Elles paraissent lentes et avoir des difficultés
à décider. Elles sont pourtant extraordinairement
rapides à l’aune de notre histoire millénaire
qui a forgé des identités auxquelles nous
sommes si attachés.
Mais les décisions concrètes sont là
et l’année 2011 en verra d’autres
si elles s’avéraient nécessaires.
La zone euro a renforcé sa gouvernance et elle
continuera, au prix même de nouveaux abandons
de souveraineté nationale.
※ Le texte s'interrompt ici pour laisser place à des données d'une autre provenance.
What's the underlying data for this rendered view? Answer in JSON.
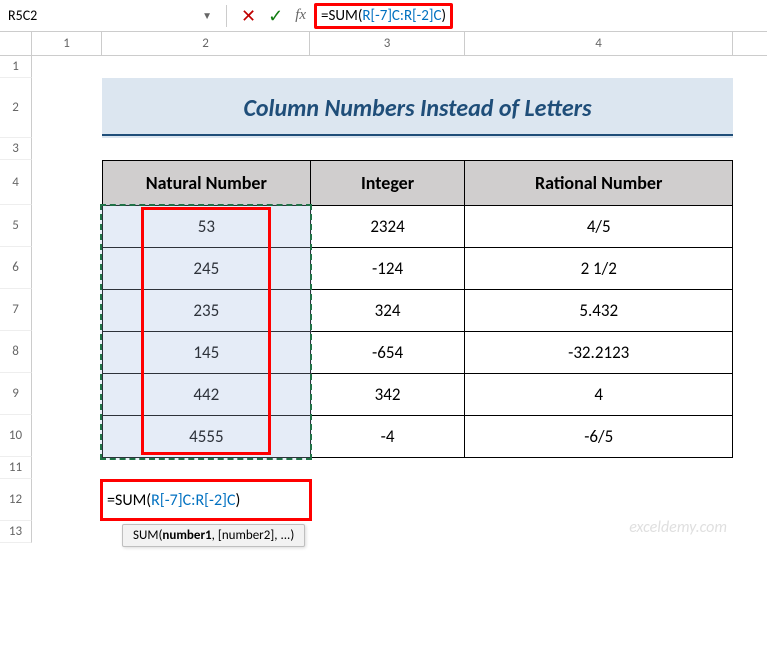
{
  "formula_bar": {
    "cell_ref": "R5C2",
    "formula_prefix": "=SUM(",
    "formula_range": "R[-7]C:R[-2]C",
    "formula_suffix": ")"
  },
  "columns": [
    "1",
    "2",
    "3",
    "4"
  ],
  "rows": [
    "1",
    "2",
    "3",
    "4",
    "5",
    "6",
    "7",
    "8",
    "9",
    "10",
    "11",
    "12",
    "13"
  ],
  "title": "Column Numbers Instead of Letters",
  "table": {
    "headers": [
      "Natural Number",
      "Integer",
      "Rational Number"
    ],
    "data": [
      [
        "53",
        "2324",
        "4/5"
      ],
      [
        "245",
        "-124",
        "2 1/2"
      ],
      [
        "235",
        "324",
        "5.432"
      ],
      [
        "145",
        "-654",
        "-32.2123"
      ],
      [
        "442",
        "342",
        "4"
      ],
      [
        "4555",
        "-4",
        "-6/5"
      ]
    ]
  },
  "cell_formula": {
    "prefix": "=SUM(",
    "range": "R[-7]C:R[-2]C",
    "suffix": ")"
  },
  "tooltip": {
    "fn": "SUM",
    "arg1": "number1",
    "arg2": ", [number2], ..."
  },
  "watermark": "exceldemy.com"
}
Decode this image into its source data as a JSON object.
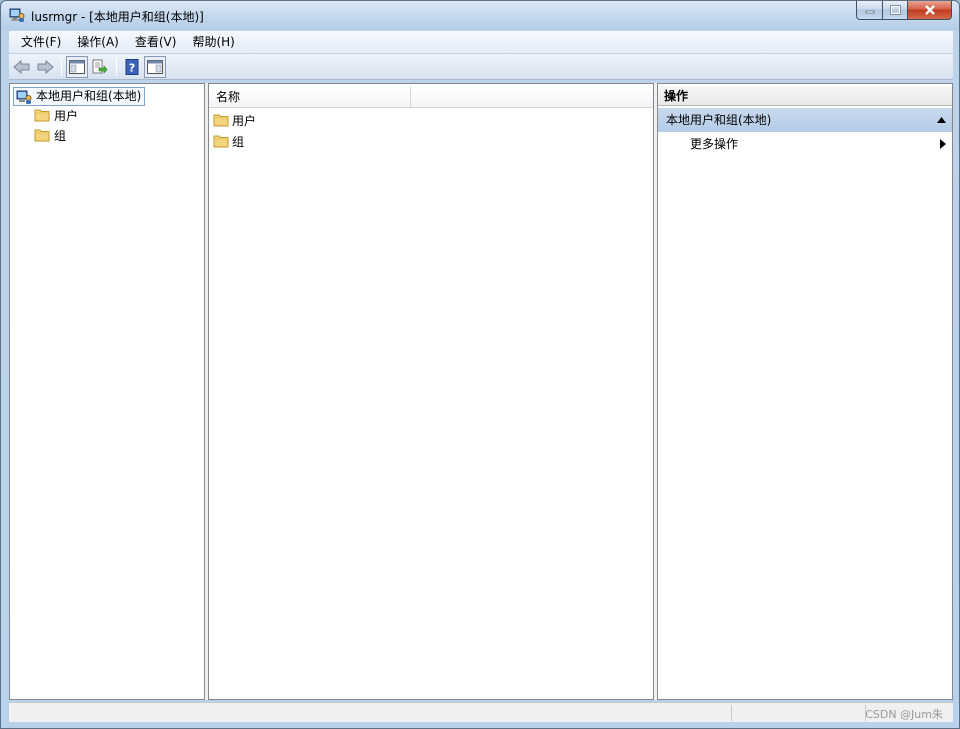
{
  "window": {
    "title": "lusrmgr - [本地用户和组(本地)]"
  },
  "menu": {
    "items": [
      {
        "label": "文件(F)"
      },
      {
        "label": "操作(A)"
      },
      {
        "label": "查看(V)"
      },
      {
        "label": "帮助(H)"
      }
    ]
  },
  "toolbar": {
    "buttons": [
      "back-arrow-icon",
      "forward-arrow-icon",
      "show-hide-tree-icon",
      "export-list-icon",
      "help-icon",
      "show-hide-action-pane-icon"
    ]
  },
  "tree": {
    "root": "本地用户和组(本地)",
    "children": [
      {
        "label": "用户"
      },
      {
        "label": "组"
      }
    ]
  },
  "list": {
    "column_name": "名称",
    "rows": [
      {
        "label": "用户"
      },
      {
        "label": "组"
      }
    ]
  },
  "actions": {
    "header": "操作",
    "group_title": "本地用户和组(本地)",
    "more_actions": "更多操作"
  },
  "statusbar": {
    "watermark": "CSDN @Jum朱"
  },
  "colors": {
    "accent_selected": "#b3cbe6",
    "folder": "#f2d57e"
  }
}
Il n’y aura
pas d’Etat européen en faillite parce que
ses partenaires européens ont d’ores et
déjà la volonté et les moyens de
l’empêcher.
La croissance reviendra parce que nous n’avons
plus le choix de temporiser.
Tout cela parce qu’in fine, lorsqu’ils doivent
prendre des décisions difficiles mais inéluctables,
les responsables politiques de l’Europe ont intérêt
à choisir le renforcement de l’intégration
européenne plutôt que son éclatement.
Et il en sera ainsi très longtemps encore.
C’est l’une des raisons pour lesquelles
« le rapport Schuman 2011 sur l’état
de l’Union » est un objet d’optimisme,
en donnant les faits et les chiffres de la réalité,
en les commentant et en les remettant en perspective,
sans en ignorer les difficultés et la complexité,
mais avec une objectivité qui plaide mieux que
toute autre, pour l’accélération
du processus d’intégration européenne.